Building Blocks for a Strong(her) Bench Press
When beginning to coach the bench press, we started by going through our standard, dynamic warm up (basic movements like arm circles, wall squats, etc.). Then we used the following movements to cue movement and warm up further before we performed the actual bench press:- Band pull-aparts: These were used to cue lat tightness and teach the lifters to pull their shoulder blades together and down (like they will when performing the bench press).
- Wall push-ups: These were used to teach proper elbow position when lowering down for a push-up (or bench press). Many participants were used to keeping their elbows very wide and up by their ears, so we taught them to keep their elbows tucked and their shoulder blades together as they lowered down and then pressed up.
- Floor push-ups: We did a few short sets to further the warm up and emphasize elbow position.

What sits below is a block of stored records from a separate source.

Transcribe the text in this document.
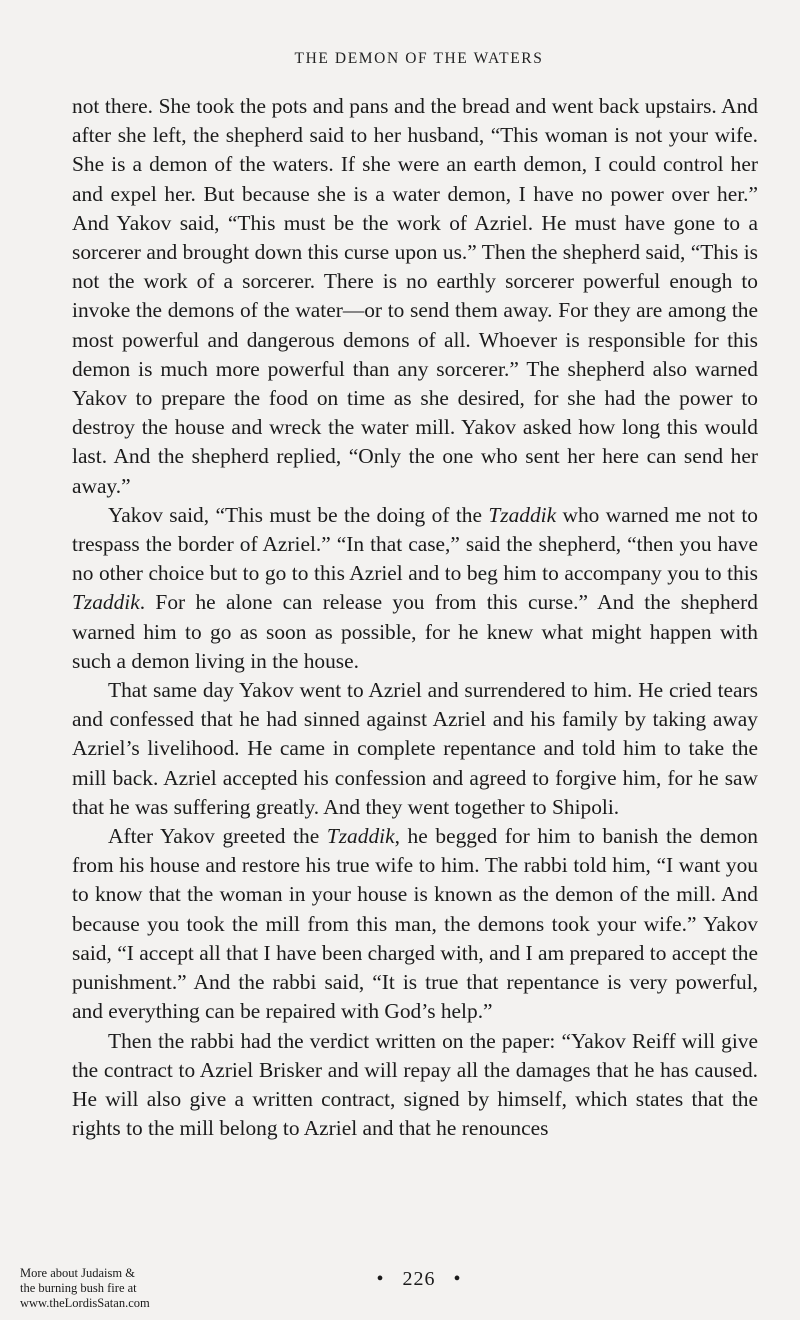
THE DEMON OF THE WATERS

not there. She took the pots and pans and the bread and went back upstairs. And after she left, the shepherd said to her husband, “This woman is not your wife. She is a demon of the waters. If she were an earth demon, I could control her and expel her. But because she is a water demon, I have no power over her.” And Yakov said, “This must be the work of Azriel. He must have gone to a sorcerer and brought down this curse upon us.” Then the shepherd said, “This is not the work of a sorcerer. There is no earthly sorcerer powerful enough to invoke the demons of the water—or to send them away. For they are among the most powerful and dangerous demons of all. Whoever is responsible for this demon is much more powerful than any sorcerer.” The shepherd also warned Yakov to prepare the food on time as she desired, for she had the power to destroy the house and wreck the water mill. Yakov asked how long this would last. And the shepherd replied, “Only the one who sent her here can send her away.”

Yakov said, “This must be the doing of the Tzaddik who warned me not to trespass the border of Azriel.” “In that case,” said the shepherd, “then you have no other choice but to go to this Azriel and to beg him to accompany you to this Tzaddik. For he alone can release you from this curse.” And the shepherd warned him to go as soon as possible, for he knew what might happen with such a demon living in the house.

That same day Yakov went to Azriel and surrendered to him. He cried tears and confessed that he had sinned against Azriel and his family by taking away Azriel’s livelihood. He came in complete repentance and told him to take the mill back. Azriel accepted his confession and agreed to forgive him, for he saw that he was suffering greatly. And they went together to Shipoli.

After Yakov greeted the Tzaddik, he begged for him to banish the demon from his house and restore his true wife to him. The rabbi told him, “I want you to know that the woman in your house is known as the demon of the mill. And because you took the mill from this man, the demons took your wife.” Yakov said, “I accept all that I have been charged with, and I am prepared to accept the punishment.” And the rabbi said, “It is true that repentance is very powerful, and everything can be repaired with God’s help.”

Then the rabbi had the verdict written on the paper: “Yakov Reiff will give the contract to Azriel Brisker and will repay all the damages that he has caused. He will also give a written contract, signed by himself, which states that the rights to the mill belong to Azriel and that he renounces

• 226 •
More about Judaism &
the burning bush fire at
www.theLordisSatan.com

- Bench setup with PVC pipe: This was only done the first week. In order to teach bench press setup, we had the lifters practice setting up with their shoulder blades tucked and their legs tight and a tight squeeze on the “bar” using a PVC pipe. Then we had them “break the bar” to practice lat tightness and do a few reps to practice bar path. This shouldn’t be overdone, but 1–2 quick sets can help with extra practice on setup (particularly when some of the women’s maxes weren't much higher than the empty barbell initially). The more “first reps” the better, so finding low intensity ways to do more sets is key.

As with other movements, coaching cues were very important when teaching the bench press. Some of the instructions we began with right off the bat were:
- Set up on the bench with the shoulder blades pulled down and together and pressed down into the bench.
- Grip the barbell evenly and slightly wider than shoulder width (we then adjusted individually).
- Get the feet directly underneath knee position to start.
- Get everything tight (squeeze bar, squeeze lats, press feet into shoes, etc.).
- Take the barbell out until it is directly over the lower chest and then pause to let the bar “settle” before lowering.
- Lower the bar to the bottom of the chest. (The cue that worked the best for every female lifter was “lower to the bottom of your sports bra.” This was a cue that I wouldn’t have thought of until my graduate assistant Jenny suggested it. It worked better than anything else I had used before.)
- “Everything tight” (fixes a multitude of other issues).
- “Shoulders down” (used to maintain tucked lat position).
- “Squeeze the bar” (used to keep upper body tight).
- “Knuckles up” (used to keep wrists straight).
- “Knees out” (used to keep legs tight).
- “Let the bar settle” (used to encourage patience and keep them from “dive bombing” the bench).
- “Elbows straight down” (used to prevent over-tucking of the elbows during the eccentric part of the bench).
- “Chest to the bar” (used to they met their chests to the bar as they lowered it down).
- “Back to (name of spotter)”(helps lifters remember to press in a good groove as opposed to out over their stomachs).